In order to achieve more complete analyses, gas chromatography is used along with mass spectrometry (to make gas chromatography/mass spectrometry, or GCMS), with infrared spectrometry (to make gas chromatography/infrared spectrometry, or GCIR), and with isotope ratio mass spectrometry (to make gas chromatography/isotope ratio mass spectrometry, or GSIRMS).

=== Pyrolysis ===
While the crude oil from a petroleum source rock is easily separated using gas chromatography and gas chromatography/mass spectrometry, the organic matter found is not soluble in the solvents used in these techniques, and thus cannot be properly analysed. Pyrolysis is used to characterise kerogens (insoluble hydrocarbons) and asphaltenes (limited solubility in common solvents). There are multiple methods of pyrolysis; fingerprinting methods - which use flash pyrolysis or rapid temperature-programmed pyrolysis - involve rapid transfer of the product to the gas chromatography tower. Rock-Eval is a commonly used process to determine the content of the source rock. Hydrous pyrolysis is performed within water and in high pressures; this method can simulate different depths of burial, demonstrating the possibilities of the fate of the source rock and the associated patroleum.
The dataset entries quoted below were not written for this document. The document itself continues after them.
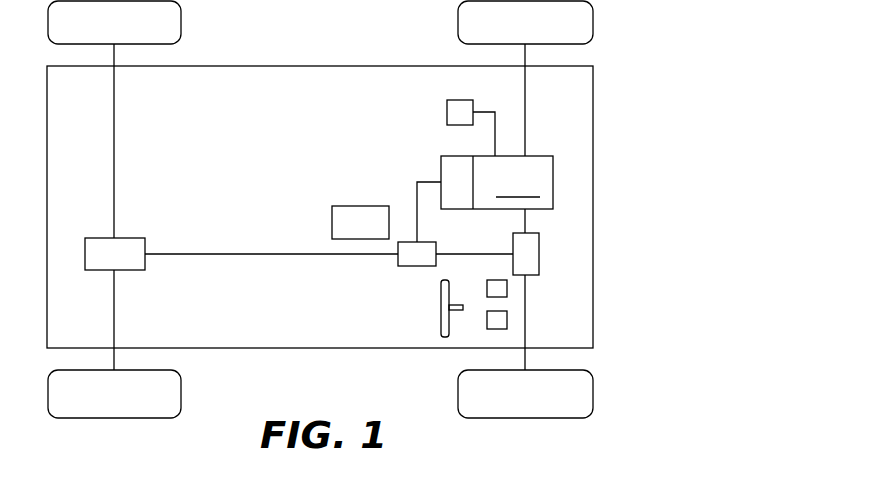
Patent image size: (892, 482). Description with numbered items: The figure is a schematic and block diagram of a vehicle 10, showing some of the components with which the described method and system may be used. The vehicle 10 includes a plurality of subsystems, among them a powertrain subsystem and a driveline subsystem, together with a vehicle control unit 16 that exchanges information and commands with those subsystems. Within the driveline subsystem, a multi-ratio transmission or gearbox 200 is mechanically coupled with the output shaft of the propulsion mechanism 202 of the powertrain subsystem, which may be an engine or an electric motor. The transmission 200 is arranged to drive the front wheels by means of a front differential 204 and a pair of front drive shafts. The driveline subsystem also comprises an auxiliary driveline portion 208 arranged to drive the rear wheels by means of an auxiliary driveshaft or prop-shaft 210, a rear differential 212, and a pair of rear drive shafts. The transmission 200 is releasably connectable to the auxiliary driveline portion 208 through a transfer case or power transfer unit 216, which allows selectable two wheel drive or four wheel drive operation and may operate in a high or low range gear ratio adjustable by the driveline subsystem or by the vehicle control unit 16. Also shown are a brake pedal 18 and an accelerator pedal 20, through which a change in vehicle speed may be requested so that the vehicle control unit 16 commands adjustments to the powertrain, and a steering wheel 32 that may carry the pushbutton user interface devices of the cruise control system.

The vehicle 10 is at (652, 112).
The vehicle control unit 16 is at (447, 108).
The brake pedal 18 is at (508, 288).
The accelerator pedal 20 is at (508, 320).
The steering wheel 32 is at (441, 298).
The transmission 200 is at (441, 166).
The propulsion mechanism 202 is at (518, 186).
The front differential 204 is at (527, 252).
The auxiliary driveline portion 208 is at (277, 278).
The auxiliary driveshaft 210 is at (213, 254).
The rear differential 212 is at (93, 239).
The transfer case 216 is at (398, 262).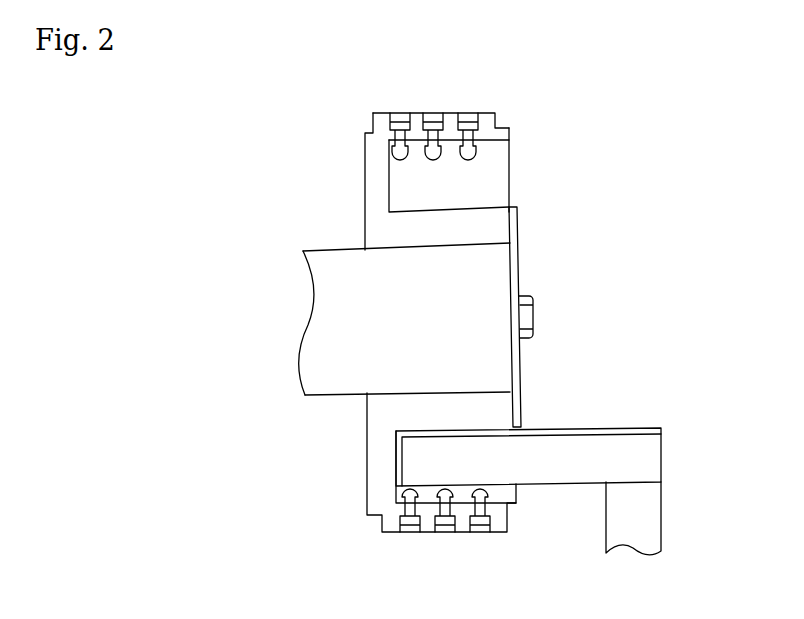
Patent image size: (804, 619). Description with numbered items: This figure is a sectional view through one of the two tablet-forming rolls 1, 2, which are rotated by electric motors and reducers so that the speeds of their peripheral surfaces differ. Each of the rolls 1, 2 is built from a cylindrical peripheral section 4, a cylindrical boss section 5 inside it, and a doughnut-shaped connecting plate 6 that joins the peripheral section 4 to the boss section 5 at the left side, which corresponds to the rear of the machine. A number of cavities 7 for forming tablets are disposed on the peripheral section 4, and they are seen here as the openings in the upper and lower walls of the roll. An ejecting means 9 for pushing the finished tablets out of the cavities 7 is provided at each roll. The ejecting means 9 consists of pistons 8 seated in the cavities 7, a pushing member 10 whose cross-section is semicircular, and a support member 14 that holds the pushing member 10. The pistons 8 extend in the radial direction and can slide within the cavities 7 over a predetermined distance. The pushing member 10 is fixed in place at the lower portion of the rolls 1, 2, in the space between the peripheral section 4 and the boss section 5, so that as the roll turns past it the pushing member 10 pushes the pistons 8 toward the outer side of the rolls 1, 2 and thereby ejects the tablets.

The roll 1 is at (422, 60).
The roll 2 is at (404, 204).
The peripheral section 4 is at (490, 122).
The boss section 5 is at (478, 225).
The connecting plate 6 is at (376, 189).
The cavities 7 is at (410, 532).
The pistons 8 is at (443, 513).
The ejecting means 9 is at (606, 394).
The pushing member 10 is at (563, 472).
The support member 14 is at (633, 542).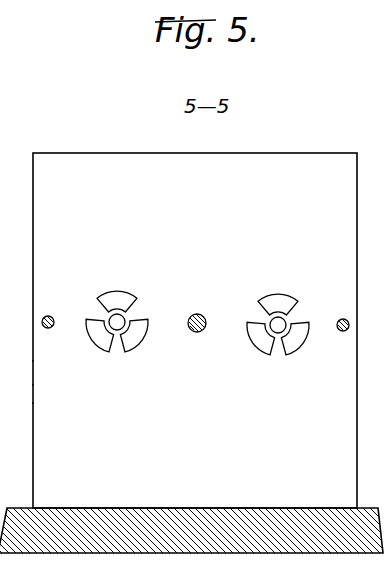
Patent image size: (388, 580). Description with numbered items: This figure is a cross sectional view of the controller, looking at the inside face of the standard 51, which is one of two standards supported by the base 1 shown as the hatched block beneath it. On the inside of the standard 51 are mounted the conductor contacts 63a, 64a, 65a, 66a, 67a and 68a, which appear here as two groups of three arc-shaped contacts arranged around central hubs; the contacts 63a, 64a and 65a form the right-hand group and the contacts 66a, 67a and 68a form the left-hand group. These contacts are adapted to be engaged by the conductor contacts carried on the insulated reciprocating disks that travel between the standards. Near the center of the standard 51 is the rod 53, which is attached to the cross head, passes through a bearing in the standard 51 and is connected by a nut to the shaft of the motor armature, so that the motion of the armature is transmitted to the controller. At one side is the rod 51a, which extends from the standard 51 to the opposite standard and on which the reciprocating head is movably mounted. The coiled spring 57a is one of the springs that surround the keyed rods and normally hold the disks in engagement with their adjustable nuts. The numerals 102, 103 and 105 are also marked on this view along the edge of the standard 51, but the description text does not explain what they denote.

The base 1 is at (163, 537).
The standard 51 is at (195, 330).
The rod 51a is at (350, 325).
The coiled spring 57a is at (42, 322).
The rod 53 is at (193, 331).
The conductor contact 63a is at (302, 327).
The conductor contact 64a is at (262, 297).
The conductor contact 65a is at (253, 333).
The conductor contact 66a is at (145, 322).
The conductor contact 67a is at (118, 292).
The conductor contact 68a is at (93, 332).
The layer 102 is at (16, 386).
The layer 103 is at (16, 363).
The layer 105 is at (32, 402).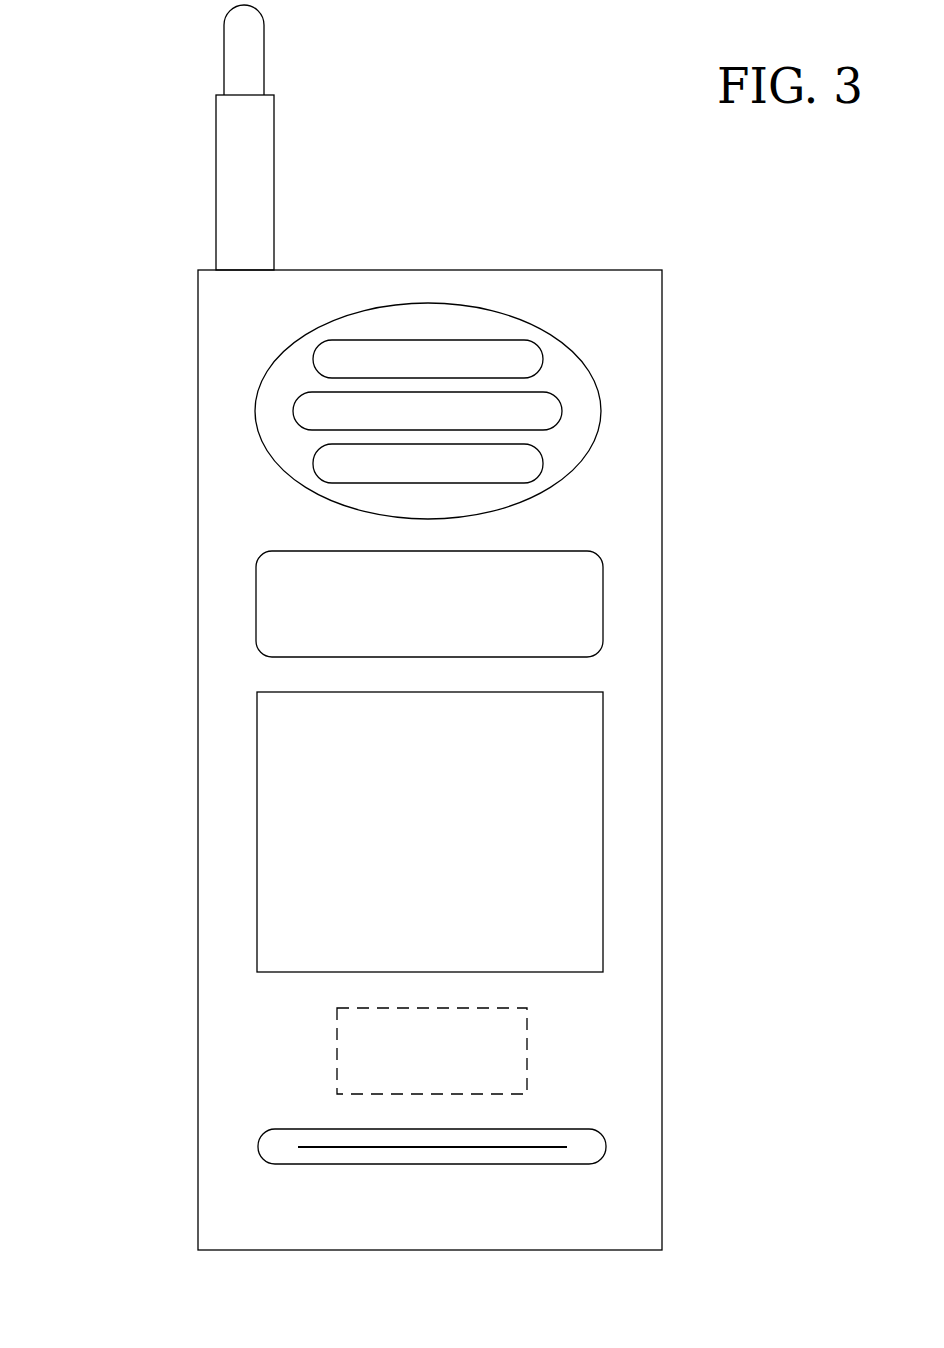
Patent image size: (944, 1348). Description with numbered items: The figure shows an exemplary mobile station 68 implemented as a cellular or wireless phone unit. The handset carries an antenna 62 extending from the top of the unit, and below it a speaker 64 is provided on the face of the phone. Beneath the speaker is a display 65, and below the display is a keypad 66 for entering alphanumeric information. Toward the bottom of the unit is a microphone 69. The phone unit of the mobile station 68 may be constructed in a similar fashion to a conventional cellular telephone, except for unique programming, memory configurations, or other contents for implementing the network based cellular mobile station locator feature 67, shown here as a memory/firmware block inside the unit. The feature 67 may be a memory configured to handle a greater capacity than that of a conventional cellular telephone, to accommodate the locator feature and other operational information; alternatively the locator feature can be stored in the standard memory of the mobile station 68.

The antenna 62 is at (240, 173).
The speaker 64 is at (305, 392).
The display 65 is at (572, 632).
The keypad 66 is at (597, 900).
The network based cellular mobile station locator feature 67 is at (532, 1060).
The mobile station 68 is at (153, 693).
The microphone 69 is at (300, 1155).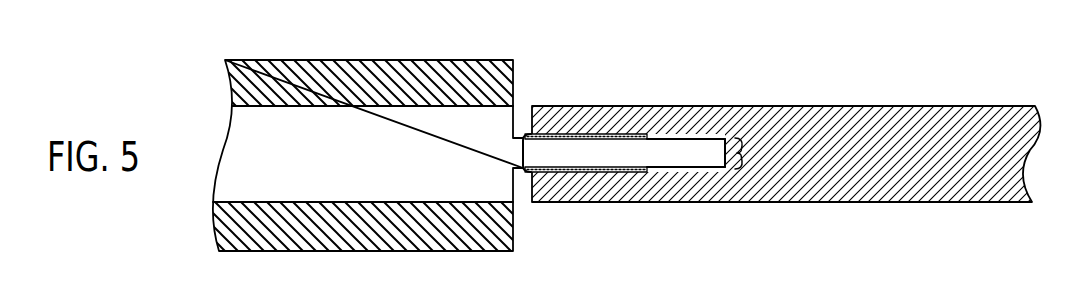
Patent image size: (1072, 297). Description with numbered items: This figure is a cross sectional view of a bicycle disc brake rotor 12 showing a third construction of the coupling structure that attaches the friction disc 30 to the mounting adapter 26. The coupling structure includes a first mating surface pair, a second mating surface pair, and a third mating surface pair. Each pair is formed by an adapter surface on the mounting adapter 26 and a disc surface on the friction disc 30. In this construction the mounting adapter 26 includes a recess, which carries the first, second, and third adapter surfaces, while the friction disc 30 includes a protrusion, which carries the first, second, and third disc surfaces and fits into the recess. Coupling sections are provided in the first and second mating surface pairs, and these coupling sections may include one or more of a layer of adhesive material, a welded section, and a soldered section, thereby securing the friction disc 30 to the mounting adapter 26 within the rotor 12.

The bicycle disc brake rotor 12 is at (790, 102).
The mounting adapter 26 is at (889, 166).
The friction disc 30 is at (220, 254).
=== Measurement of stable isotopes ===
The bulk isotope ratio value of stable isotopes for petroleum depict the average isotopic compositions of the oil's components. Carbon stable isotopes are often used in this method. Whether a sample of petroleum originated in a marine environment or a non-marine environment can be seen using this ratio value, as can method distance and age of the oil.

=== Biological markers ===
With credit to the previously listed techniques, biomarkers were found in petroleum and source rock extract. These are fossils from organisms, but are closer in size to molecules than to visible hand samples. They display the same structure as their parent biomolecules and are used in the identification of the organic matter from which the petroleum is derived. Biomarkers are also used in correlating oils and source rocks, finding the oil's maturity, regional differences found between multiple samples, and the history of the basin in which the source rock was located.

=== Correlation ===
Before the use of gas chromatography-mass spectrometry and biomarkers, correlation of locations' geology was used to find how different formations relate to each other and to their environment. Oil-oil correlations (comparing petroleum to other oil found locally or in other areas) and oil-source correlations (comparing petroleum and its source) were performed; infrared spectrometry, refractive indices, solvent extractable organic matter, compound class distribution, and elemental analysis are all methods of doing oil-source correlations.